User Journey Mapping & ROI:
Did you know that journey maps are shown to increase business ROIs by 13-22%? (Source) It’s easy to see why: user journey mapping forces stakeholders to take a deep dive into every step that a user takes during their use of a product. This simple exercise is a game changer for designing the best solutions for your users.
User journey maps (or customer journey maps) are a visual representation of a user’s steps throughout their experience. This artifact is like a user flow on steroids: each step is given a high level of detail. We include user journey maps as a hallmark deliverable of our Strategy & Design engagements because they have important, crucial benefits:
- Uncover every step of the user’s journey
- Visualize the end-to-end experience of the user
- Facilitate stakeholder alignment with transparency into the user’s experience
In our process, user journey maps come after crafting user personas (check out our User Persona blog here!) and before our user story mapping exercise. It’s important to first understand the user before mapping out their journey, and then designing the right solutions and features for them becomes much easier.

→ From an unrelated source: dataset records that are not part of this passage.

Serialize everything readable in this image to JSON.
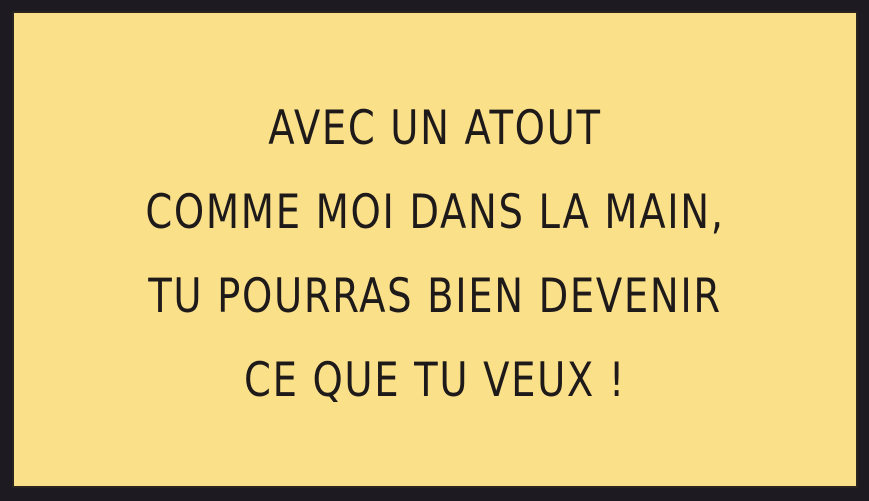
{
  "caption": {
    "lines": [
      "AVEC UN ATOUT",
      "COMME MOI DANS LA MAIN,",
      "TU POURRAS BIEN DEVENIR",
      "CE QUE TU VEUX !"
    ]
  },
  "colors": {
    "caption_background": "#fbe08a",
    "caption_text": "#1f1a1a",
    "panel_border": "#1e1a22"
  }
}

Here are our favorite parameters for a user journey map:
User: the specific user persona for which you will be evaluating the journey.
Scenario: the scope and timeframe of the journey.

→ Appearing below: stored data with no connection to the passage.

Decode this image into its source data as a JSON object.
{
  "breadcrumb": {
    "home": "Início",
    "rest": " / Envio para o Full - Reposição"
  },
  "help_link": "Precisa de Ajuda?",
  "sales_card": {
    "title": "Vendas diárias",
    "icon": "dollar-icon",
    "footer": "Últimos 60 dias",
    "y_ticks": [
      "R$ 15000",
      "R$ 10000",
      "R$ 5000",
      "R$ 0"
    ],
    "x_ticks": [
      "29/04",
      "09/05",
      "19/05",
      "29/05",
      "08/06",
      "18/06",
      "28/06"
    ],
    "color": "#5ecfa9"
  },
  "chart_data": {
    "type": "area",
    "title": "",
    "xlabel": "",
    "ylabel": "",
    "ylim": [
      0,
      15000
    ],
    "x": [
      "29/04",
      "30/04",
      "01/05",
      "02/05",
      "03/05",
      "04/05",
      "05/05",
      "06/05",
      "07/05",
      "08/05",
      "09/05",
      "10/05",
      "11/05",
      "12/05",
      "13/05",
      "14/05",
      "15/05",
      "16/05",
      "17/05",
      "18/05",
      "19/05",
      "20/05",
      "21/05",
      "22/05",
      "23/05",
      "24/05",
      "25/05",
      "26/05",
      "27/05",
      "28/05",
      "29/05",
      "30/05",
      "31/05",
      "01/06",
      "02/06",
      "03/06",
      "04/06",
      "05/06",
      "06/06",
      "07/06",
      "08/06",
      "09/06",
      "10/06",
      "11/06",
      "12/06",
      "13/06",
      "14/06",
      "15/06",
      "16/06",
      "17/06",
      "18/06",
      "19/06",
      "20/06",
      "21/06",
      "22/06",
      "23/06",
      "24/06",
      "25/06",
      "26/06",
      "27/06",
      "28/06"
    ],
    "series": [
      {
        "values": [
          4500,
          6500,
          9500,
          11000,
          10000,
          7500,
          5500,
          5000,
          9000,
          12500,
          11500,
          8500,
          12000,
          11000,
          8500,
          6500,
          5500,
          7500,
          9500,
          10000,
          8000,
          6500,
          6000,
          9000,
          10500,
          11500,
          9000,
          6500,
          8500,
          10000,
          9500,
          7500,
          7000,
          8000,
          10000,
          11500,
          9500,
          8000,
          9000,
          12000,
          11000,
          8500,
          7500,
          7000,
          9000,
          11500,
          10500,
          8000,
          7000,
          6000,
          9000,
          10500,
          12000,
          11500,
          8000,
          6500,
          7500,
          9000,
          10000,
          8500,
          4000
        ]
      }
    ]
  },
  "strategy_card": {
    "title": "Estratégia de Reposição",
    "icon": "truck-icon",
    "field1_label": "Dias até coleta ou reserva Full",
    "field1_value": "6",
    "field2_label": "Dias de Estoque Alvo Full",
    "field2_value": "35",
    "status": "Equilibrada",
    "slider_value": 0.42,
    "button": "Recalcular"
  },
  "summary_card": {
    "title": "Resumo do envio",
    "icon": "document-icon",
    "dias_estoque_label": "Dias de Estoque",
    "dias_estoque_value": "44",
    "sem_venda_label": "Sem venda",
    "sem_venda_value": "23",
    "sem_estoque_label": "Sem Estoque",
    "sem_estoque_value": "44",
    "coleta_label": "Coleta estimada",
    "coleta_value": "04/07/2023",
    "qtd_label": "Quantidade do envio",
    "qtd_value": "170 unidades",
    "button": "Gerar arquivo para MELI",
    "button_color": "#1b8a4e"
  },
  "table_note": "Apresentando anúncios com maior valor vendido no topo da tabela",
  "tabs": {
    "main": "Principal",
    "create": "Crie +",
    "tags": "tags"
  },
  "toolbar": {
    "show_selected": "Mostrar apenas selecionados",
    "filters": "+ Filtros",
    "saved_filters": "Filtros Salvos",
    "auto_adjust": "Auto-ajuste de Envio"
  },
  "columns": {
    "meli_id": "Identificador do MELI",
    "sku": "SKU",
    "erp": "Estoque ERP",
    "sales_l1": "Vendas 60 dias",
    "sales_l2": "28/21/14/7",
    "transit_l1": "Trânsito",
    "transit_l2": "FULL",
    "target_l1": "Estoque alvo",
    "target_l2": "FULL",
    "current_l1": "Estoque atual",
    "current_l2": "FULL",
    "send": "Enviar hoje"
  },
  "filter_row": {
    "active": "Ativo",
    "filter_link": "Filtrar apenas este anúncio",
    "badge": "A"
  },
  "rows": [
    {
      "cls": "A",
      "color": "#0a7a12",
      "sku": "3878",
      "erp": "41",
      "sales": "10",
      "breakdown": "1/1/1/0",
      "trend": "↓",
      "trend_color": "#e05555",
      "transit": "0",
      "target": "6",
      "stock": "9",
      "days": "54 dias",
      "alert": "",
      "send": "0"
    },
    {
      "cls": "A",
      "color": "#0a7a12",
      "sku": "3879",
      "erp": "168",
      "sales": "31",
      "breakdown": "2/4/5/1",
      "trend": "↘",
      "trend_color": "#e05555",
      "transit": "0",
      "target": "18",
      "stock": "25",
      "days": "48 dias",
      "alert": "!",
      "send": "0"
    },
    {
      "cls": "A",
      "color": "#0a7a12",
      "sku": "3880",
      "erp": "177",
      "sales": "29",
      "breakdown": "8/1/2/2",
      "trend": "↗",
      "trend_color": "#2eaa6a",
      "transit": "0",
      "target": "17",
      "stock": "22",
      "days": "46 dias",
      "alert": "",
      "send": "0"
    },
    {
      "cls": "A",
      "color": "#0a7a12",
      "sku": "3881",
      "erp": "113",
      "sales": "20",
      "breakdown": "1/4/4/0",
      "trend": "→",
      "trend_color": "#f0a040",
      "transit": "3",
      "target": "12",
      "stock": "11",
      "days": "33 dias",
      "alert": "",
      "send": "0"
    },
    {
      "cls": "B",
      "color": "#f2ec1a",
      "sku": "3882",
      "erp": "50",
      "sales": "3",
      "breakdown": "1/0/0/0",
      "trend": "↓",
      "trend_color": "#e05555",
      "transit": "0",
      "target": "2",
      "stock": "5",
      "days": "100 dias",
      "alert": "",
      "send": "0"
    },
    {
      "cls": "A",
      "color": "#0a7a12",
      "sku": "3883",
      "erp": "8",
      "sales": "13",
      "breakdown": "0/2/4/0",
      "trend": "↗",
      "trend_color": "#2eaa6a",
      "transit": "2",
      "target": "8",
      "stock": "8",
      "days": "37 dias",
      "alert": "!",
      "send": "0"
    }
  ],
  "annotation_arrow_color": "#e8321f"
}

- By establishing a scope and timeframe of your user’s experience, it is much easier to dial in on specific, near-term, attainable improvements to add to your backlog.
Columns: each individual step of a user’s journey.
- We like to say that a user’s journey starts before they even think of interacting with your software and ends way after logging out. “Steps” can be defined however makes the most sense for your users, but a good measure is if you can provide enough detail for every row in your journey map.
Rows: categories for which you will evaluate every step of a user’s journey.
- User Goals/Needs
- What are the user’s goals of this step?
- What would they like to accomplish by doing this step?
- Why are they doing this step?
- What do they expect this step to be like?
- What actions might the user take in order to complete this step?
- Are the actions variable depending on the user type, or does every user have to complete the same actions in the same way?
- e.g. Is the user required to fill out 85 free-text fields, or are they reviewing the date and time for which they scheduled their appointment?
- Which other pieces of software does the user interact with in this step?
- Does this step require face-to-face interaction?
- Does this step require a user to call someone for a conversation via a phone?
- Can a user complete this step on both the web and a mobile device?
- This category can help determine which steps frustrate users most and may need extra consideration when designing.
- What emotions does the user experience while they complete this step?
- Is this a step that the user wishes they didn’t have to do, or is it a step that the user enjoys to do?
- Problems/Pain Points
- What blockers may the user run into during this step?
- What may users not like about this step?
- How might this step negatively affect other steps earlier or later in the journey?
- What are ideas for how to eliminate the pain points that were identified for this step?
- Is this step needed, or can it be combined with another step in the journey to streamline the overall process?
- What features could be added or what could we do differently to improve the user’s experience of this step?
Facilitation: user journey maps should be a facilitated exercise with a range of stakeholders.
- Attendees of user journey mapping sessions should at least involve SMEs of your product, but it can also be helpful to invite secondary stakeholders for diverse opinions, thoughts, and ideas. To facilitate these sessions, we designate one facilitator and one notetaker and walk through each cell one at a time. (UXPRESSIA is our tool of choice for user journey maps!)
We’ve heard horror stories of (and experienced) businesses spending a lot of time and money for user journey maps to be developed, printing out the final deliverable, hanging it on their walls, and then only using them as an art piece. User journey maps done correctly are ripe with information. As an example, we take the bullet points in the Ideas/Opportunities row and add them each as a sticky note in a user story map: the next step of our process. Then, these are directly translated into tickets for your product backlog. Take the time to take the journey WITH your user!